Effective January 1, 2002, the California legislature created an exemption to the exemption that effectively pulls religious non-profit educational institutions back into FEHA coverage if they are:
  • organized under the California Corporation Code as non-profit public benefit corporations;
  • formed by, or affiliated with a particular religion; and
  • operating an educational institution as its sole or primary activity.
This suggests that religious schools that meet those three criteria are covered by the same rules as all other California employers.

The most frequently cited case that explores the meaning of this carve-out, Henry v. Red Hill Evangelical Lutheran Church found that the plaintiff employee was not protected from discriminatory termination based on marital status. court focused on the fact that the school was part of the church’s ministry, did not exist as a separate legal entity, was on church property and was adjacent to the church.

So, where exactly are lay elementary school teachers like Agnes Morrissey-Berru and Kristin Biel, when it comes to legal protections from employment discrimination?

Cracks in the wall


The dust is still settling with respect to federal law coverage. And the situation is not a lot clearer under the FEHA, but several ideas have emerged.

First, the Henry decision suggests that the less closely-tied a school is to a religious institution, the more likely it is that teachers will be protected from job discrimination under California labor and employment law.

Second, teachers at schools that are structured as non-profit public benefit corporations appear to be covered by FEHA’s non-discrimination requirements, even if those schools are closely affiliated with a religious organization and the teachers teach religion.
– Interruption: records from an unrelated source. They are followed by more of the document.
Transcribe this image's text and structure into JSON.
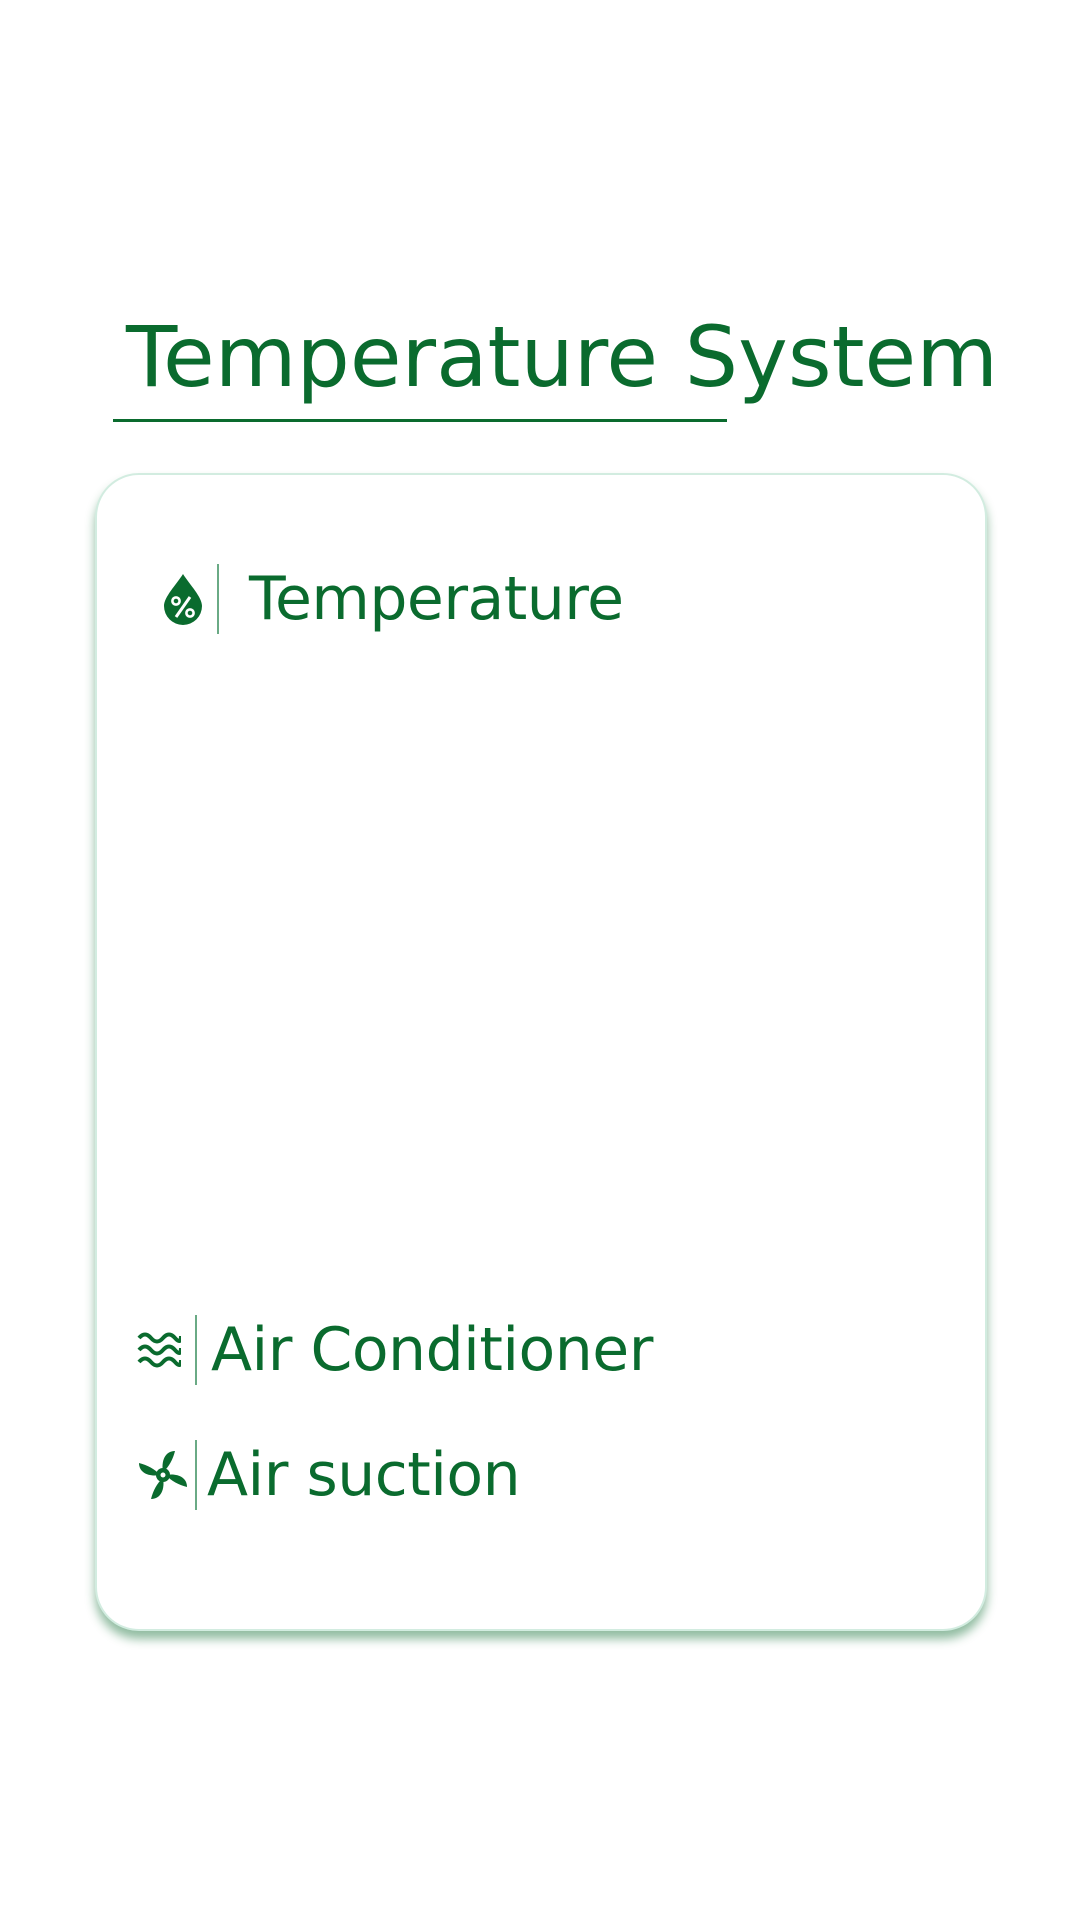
{
  "header": {
    "title": "Temperature System"
  },
  "card": {
    "items": [
      {
        "label": "Temperature",
        "icon": "humidity-drop-icon"
      },
      {
        "label": "Air Conditioner",
        "icon": "air-waves-icon"
      },
      {
        "label": "Air suction",
        "icon": "fan-icon"
      }
    ]
  },
  "colors": {
    "accent": "#0a6b2e",
    "card_border": "#d2ece0",
    "background": "#ffffff"
  }
}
This seems to be a corollary to the rule above since those schools seems to operate as more independent entities.

Third, lay teachers should check the school’s employee handbook very carefully. If the handbook or contains language committing the schools to enforcing federal anti-discrimination laws, the teacher may have what is known as a “waiver and estoppel” argument. Briefly, this argument is that:
  • the school waived its right to benefit under the FEHA exception;
  • the employee relied to her detriment on that promise; and
  • since the school has now broken its promise, the teacher has the right to sue.
The same might be true if administrators are trained in non-discriminatory management practices that mirror the federal guidelines.

This is a tough argument to make. All of the exceptions, to be honest, seem like long shots. Nonetheless, the great deference shown by the Supreme Court to all things religious and the California legislature’s apparent willingness to embrace much of the same sentiment has created an anomalous situation. 

Two groups of lay workers, who perform essentially the same tasks – but one for a secular employer and the other for a religious organization – have vastly different legal rights. This, to echo Associate Justice Sotomayor again, is inherently unjust.